JS showing the JQuery getsettings call

I sent the request via Burp Repeater without any session cookies to see what I’d get.

Burp Suite Request showing the unauthenticated call

The Response:


{
  "resultat": true,
  "ablyapikey": "ROOT_KEY_HERE",
  "ablybowheadtoken": "...",
  "doorchannels": []
  ...
}

It returned a full Ably API Key with Root Scope.

To verify the severity without disrupting operations, I first attempted to publish a “ping” message to a completely non-existent, isolated channel (test_channel_aldin). If the system was secure, this would fail. It didn’t. The message went through, confirming I had Write Access.

With that confirmed, I subscribed to the [meta] channel to check the scope. My console immediately flooded with real-time events from hundreds of gyms across Sweden. It wasn’t a dead key. It wasn’t a key only for this specific gym. It wasn’t even read only. I had write-access and visibility into the entire SaaS platform’s nervous system.

The Disclosure & Permission

At this point, I stopped testing immediately.

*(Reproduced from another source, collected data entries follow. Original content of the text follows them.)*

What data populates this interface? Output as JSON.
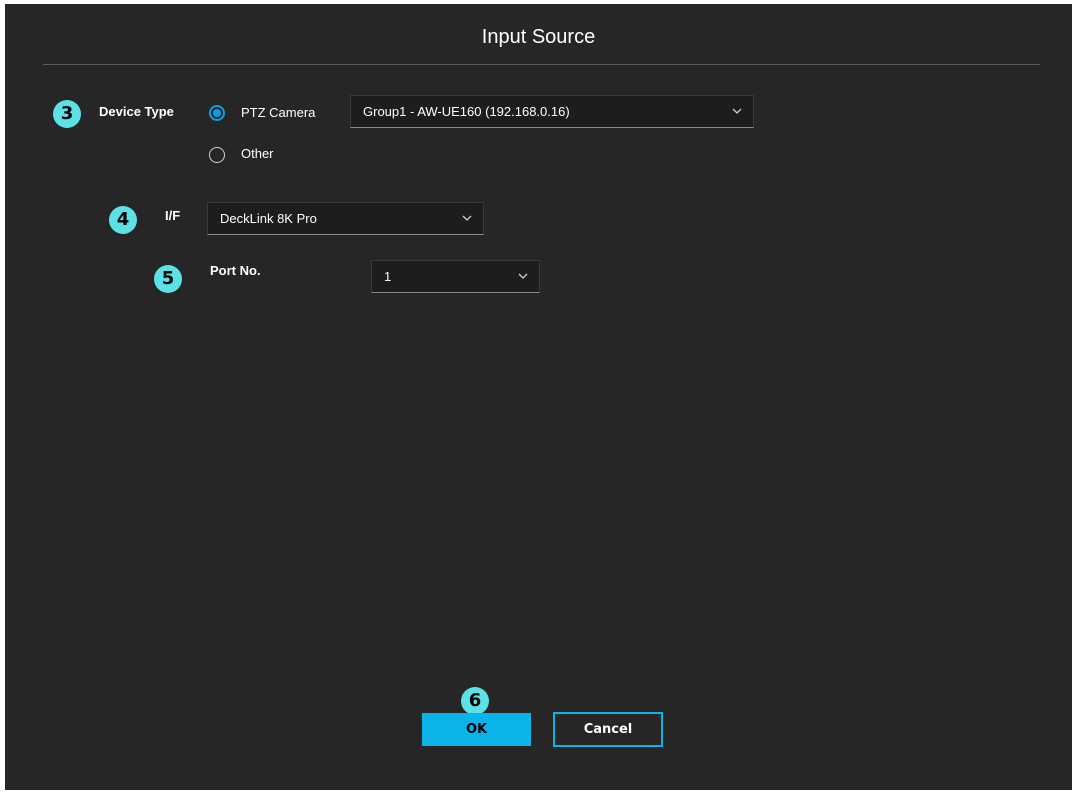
{
  "dialog": {
    "title": "Input Source"
  },
  "device_type": {
    "badge": "3",
    "label": "Device Type",
    "options": [
      {
        "label": "PTZ Camera",
        "selected": true
      },
      {
        "label": "Other",
        "selected": false
      }
    ],
    "camera_select_value": "Group1 - AW-UE160 (192.168.0.16)"
  },
  "interface": {
    "badge": "4",
    "label": "I/F",
    "select_value": "DeckLink 8K Pro"
  },
  "port": {
    "badge": "5",
    "label": "Port No.",
    "select_value": "1"
  },
  "footer": {
    "badge": "6",
    "ok_label": "OK",
    "cancel_label": "Cancel"
  },
  "colors": {
    "background": "#262626",
    "accent": "#0ab4e8",
    "badge": "#5ce1e6"
  },
  "icons": {
    "dropdown": "chevron-down-icon"
  }
}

I wrote up a report detailing the Ably Root Key leak and sent it to my contact, the CTO. I explained the severity: total lack of tenant isolation.

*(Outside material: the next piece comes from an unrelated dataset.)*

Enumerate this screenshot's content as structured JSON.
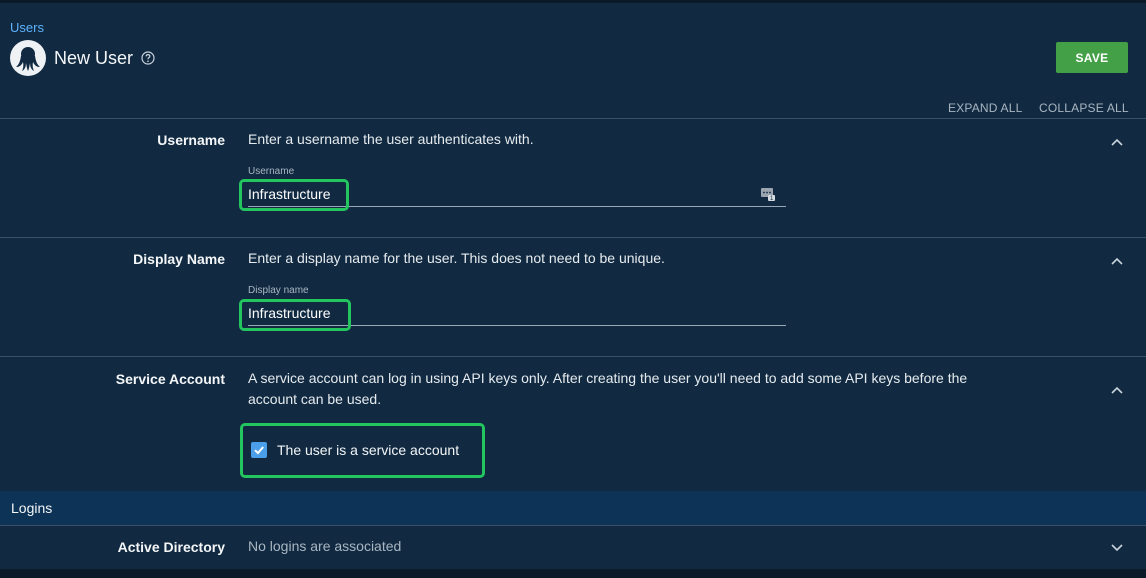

He responded quickly. They rotated the keys immediately. Crucially, in our email exchange, he acknowledged my skills and gave me explicit written permission to continue probing their infrastructure to see if there were deeper issues.

Part 2: The Rogue Database Pointer

With the green light to proceed, I returned to the domain with a more aggressive mindset.

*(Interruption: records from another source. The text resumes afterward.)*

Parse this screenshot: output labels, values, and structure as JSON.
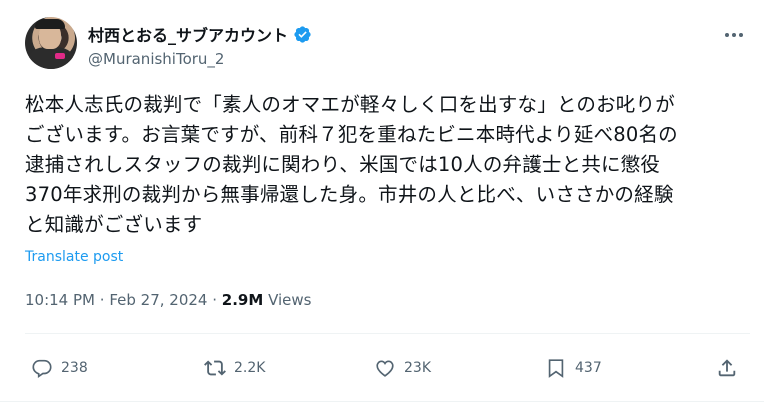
{
  "author": {
    "display_name": "村西とおる_サブアカウント",
    "handle": "@MuranishiToru_2",
    "verified": true
  },
  "tweet": {
    "lines": [
      "松本人志氏の裁判で「素人のオマエが軽々しく口を出すな」とのお叱りが",
      "ございます。お言葉ですが、前科７犯を重ねたビニ本時代より延べ80名の",
      "逮捕されしスタッフの裁判に関わり、米国では10人の弁護士と共に懲役",
      "370年求刑の裁判から無事帰還した身。市井の人と比べ、いささかの経験",
      "と知識がございます"
    ],
    "translate_label": "Translate post"
  },
  "meta": {
    "time": "10:14 PM",
    "separator": "·",
    "date": "Feb 27, 2024",
    "views_count": "2.9M",
    "views_label": "Views"
  },
  "actions": {
    "replies": "238",
    "reposts": "2.2K",
    "likes": "23K",
    "bookmarks": "437"
  },
  "colors": {
    "text": "#0f1419",
    "secondary": "#536471",
    "link": "#1d9bf0",
    "verified": "#1d9bf0"
  }
}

I ran a directory fuzz using ffuf and a standard wordlist. I quickly found a hit: /setup/.

Unlike the legacy main site, this endpoint served a modern Bootstrap interface. It was an unauthenticated installation wizard. Because the domain used a wildcard certificate, I could access this wizard on any random subdomain I invented (e.g., temp-test.saas-services.com/setup/).

The wizard allowed me to configure the site’s Hostname and, crucially, the Database Connection.

The Exploit: Hijacking the Connection

The setup form didn’t verify if the database was local or trusted. It just accepted whatever IP address I gave it.

  1. I spun up a VPS and ran a Python script acting as a “Rogue SQL Server.”

  2. I entered my VPS IP into the gym provider’s setup form and clicked “Save.”

  3. The SaaS platform immediately tried to authenticate with my rogue server.

The Impact:

My Python script captured the incoming connection. I successfully grabbed the MSSQL username and password hash that the platform used to connect to its production databases.

To verify this wasn’t just a fluke, I later set up a legitimate MSSQL server on my VPS and let the platform connect. It began running its initialization script, creating tables and populating a schema on my server. I could view the entire database structure, including other hardcoded API keys (which were thankfully dead/inactive).

Conclusion

This engagement highlighted two important lessons:

  1. Legacy Subdomains are Goldmines: That initial hunch about the “old-looking” server led to the highest severity findings.

  2. Communication is Key: Stopping after the first finding and establishing clear rules of engagement with the CTO turned a standard bug report into a deeper, sanctioned security audit.

The company patched the /setup/ endpoint by adding authentication and scrubbing the legacy API keys. They even sent me a gift card as a thank you - proof that ethical hacking pays off.